In the book the Tao of Leadership by John Heider, the author describes three roles for a leader:
- Warrior—“leader acts with power and decision” (the Yang or masculine)
- Healer—“leader acts as a healer and is in an open, receptive, and nourishing state” (the Yin or feminine)
- Tao—“leader withdraws from the group and returns to silence, returns to G-d…withdraw in order … to replenish my spirit.”
Helder goes on to state that “the leader who knows when to listen, when to act, and when to withdraw can work effectively with nearly anyone…perhaps the most difficult and sophisticated group members.”
In User-centric Enterprise Architecture, we bring together business and technical leaders and subject matter experts; we work vertically and horizontally in the organization as well as with stakeholders outside the enterprise. To effectively lead, collaborate, and communicate with all these group members, the architect ‘leader’ must know when to act as the “warrior” (push for change, results, and be decisive), when to act as the “healer” (listen, be receptive, and encourage others), and when to return to the “Tao” (withdraw and let others reflect or let the process evolve for a while).
In general, a great leader-architect is skilled in these various roles and is judicious on when to use each.

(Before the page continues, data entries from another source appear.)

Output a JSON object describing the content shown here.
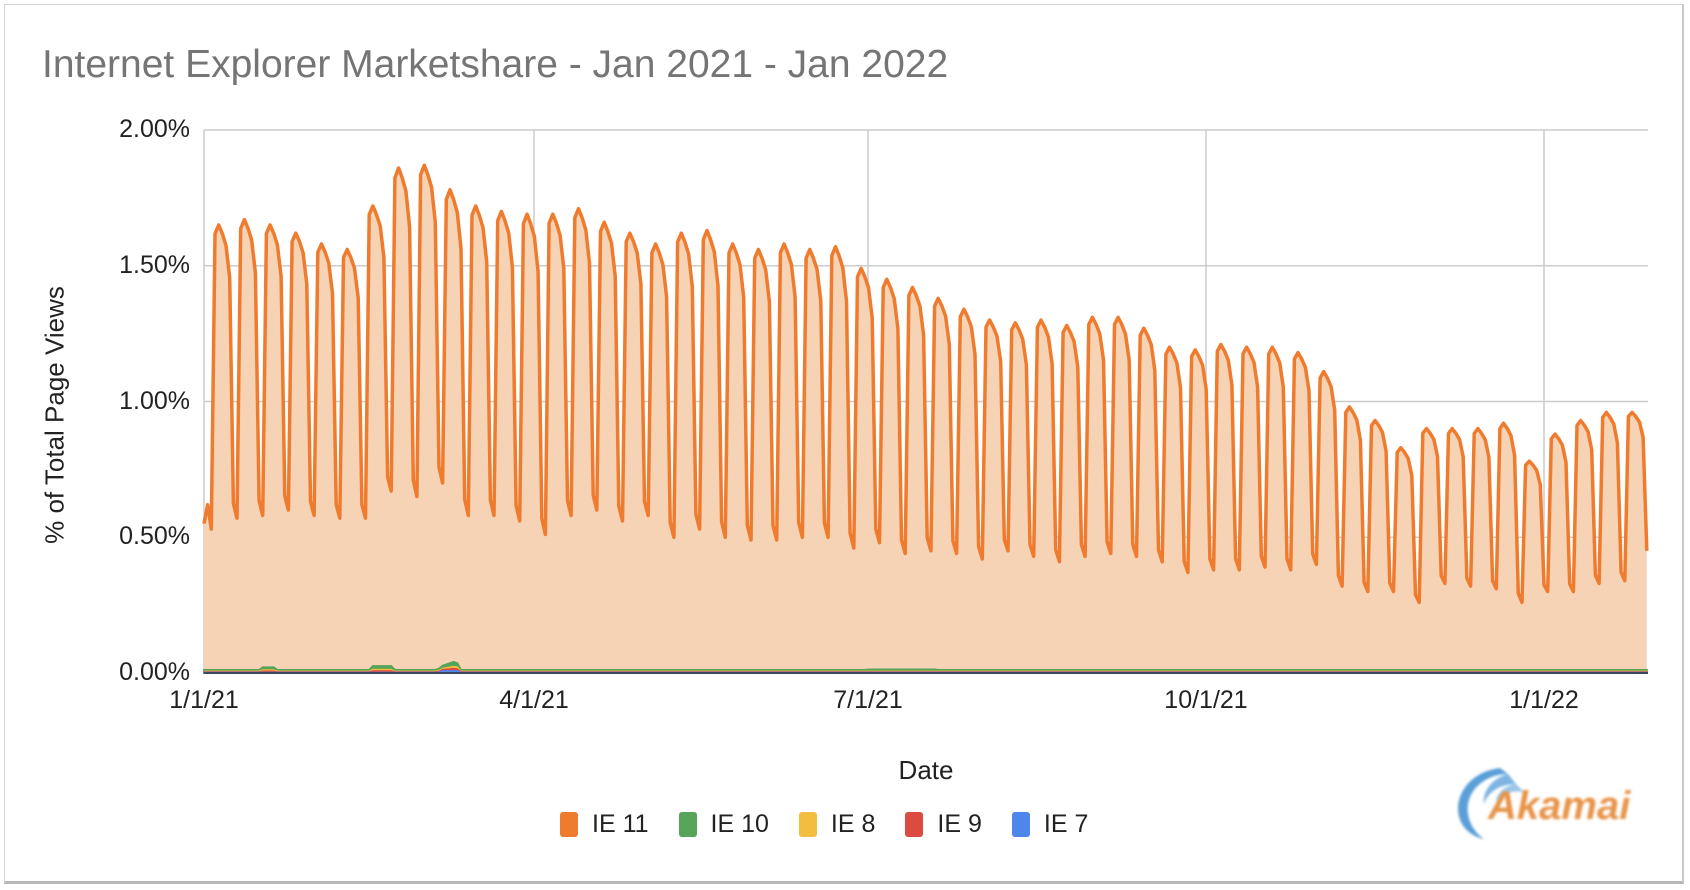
{
  "title": "Internet Explorer Marketshare - Jan 2021 - Jan 2022",
  "y_axis": {
    "title": "% of Total Page Views",
    "ticks": [
      "2.00%",
      "1.50%",
      "1.00%",
      "0.50%",
      "0.00%"
    ]
  },
  "x_axis": {
    "title": "Date",
    "ticks": [
      "1/1/21",
      "4/1/21",
      "7/1/21",
      "10/1/21",
      "1/1/22"
    ]
  },
  "legend": [
    {
      "label": "IE 11",
      "color": "#ef7b2e"
    },
    {
      "label": "IE 10",
      "color": "#55a45a"
    },
    {
      "label": "IE 8",
      "color": "#f3bd3f"
    },
    {
      "label": "IE 9",
      "color": "#db4b3f"
    },
    {
      "label": "IE 7",
      "color": "#4e86ec"
    }
  ],
  "logo": {
    "text": "Akamai"
  },
  "chart_data": {
    "type": "area",
    "title": "Internet Explorer Marketshare - Jan 2021 - Jan 2022",
    "xlabel": "Date",
    "ylabel": "% of Total Page Views",
    "ylim": [
      0,
      2.0
    ],
    "x_range": [
      "2021-01-01",
      "2022-01-29"
    ],
    "x_ticks": [
      "1/1/21",
      "4/1/21",
      "7/1/21",
      "10/1/21",
      "1/1/22"
    ],
    "y_ticks": [
      0,
      0.5,
      1.0,
      1.5,
      2.0
    ],
    "grid": true,
    "legend_position": "bottom",
    "stacked": true,
    "note": "Daily series with strong weekly seasonality (weekday peaks, weekend troughs). Values below are weekly weekday peak and weekend trough estimates for IE 11, weeks starting Monday.",
    "series": [
      {
        "name": "IE 11",
        "color": "#ef7b2e",
        "week_start": "2021-01-04",
        "weekly_peak": [
          1.65,
          1.67,
          1.65,
          1.62,
          1.58,
          1.56,
          1.72,
          1.86,
          1.87,
          1.78,
          1.72,
          1.7,
          1.69,
          1.69,
          1.71,
          1.66,
          1.62,
          1.58,
          1.62,
          1.63,
          1.58,
          1.56,
          1.58,
          1.56,
          1.57,
          1.49,
          1.45,
          1.42,
          1.38,
          1.34,
          1.3,
          1.29,
          1.3,
          1.28,
          1.31,
          1.31,
          1.27,
          1.2,
          1.19,
          1.21,
          1.2,
          1.2,
          1.18,
          1.11,
          0.98,
          0.93,
          0.83,
          0.9,
          0.9,
          0.9,
          0.92,
          0.78,
          0.88,
          0.93,
          0.96,
          0.96
        ],
        "weekly_trough": [
          0.57,
          0.58,
          0.6,
          0.58,
          0.57,
          0.57,
          0.67,
          0.65,
          0.7,
          0.58,
          0.58,
          0.56,
          0.51,
          0.58,
          0.6,
          0.56,
          0.58,
          0.5,
          0.53,
          0.5,
          0.49,
          0.49,
          0.5,
          0.5,
          0.46,
          0.48,
          0.44,
          0.45,
          0.44,
          0.42,
          0.45,
          0.43,
          0.41,
          0.43,
          0.44,
          0.43,
          0.41,
          0.37,
          0.38,
          0.38,
          0.39,
          0.38,
          0.4,
          0.32,
          0.3,
          0.3,
          0.26,
          0.33,
          0.32,
          0.31,
          0.26,
          0.3,
          0.3,
          0.33,
          0.34,
          0.45
        ],
        "start_values": [
          0.55,
          0.62,
          0.53
        ],
        "end_value": 0.45
      },
      {
        "name": "IE 10",
        "color": "#55a45a",
        "typical": 0.01,
        "max": 0.06,
        "max_date": "2021-03-10"
      },
      {
        "name": "IE 8",
        "color": "#f3bd3f",
        "typical": 0.005,
        "max": 0.03
      },
      {
        "name": "IE 9",
        "color": "#db4b3f",
        "typical": 0.003,
        "max": 0.02
      },
      {
        "name": "IE 7",
        "color": "#4e86ec",
        "typical": 0.001,
        "max": 0.01
      }
    ]
  }
}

If as a leader, for example, you talk when you should listen, or withdraw when you should engage, and so on, you can fall right on your sword (i.e. you’ll fail as a leader, as a change agent, and as an enterprise architect).
The leader-architect needs to be fluid between roles and to engage-withdraw, speak-listen, focus on work-focus on people, stabilize-seek change, push for progress-let things evolve. It’s all a fine line; many would call it a tightrope. That is why few people are truly excellent leaders. Although practice makes perfect!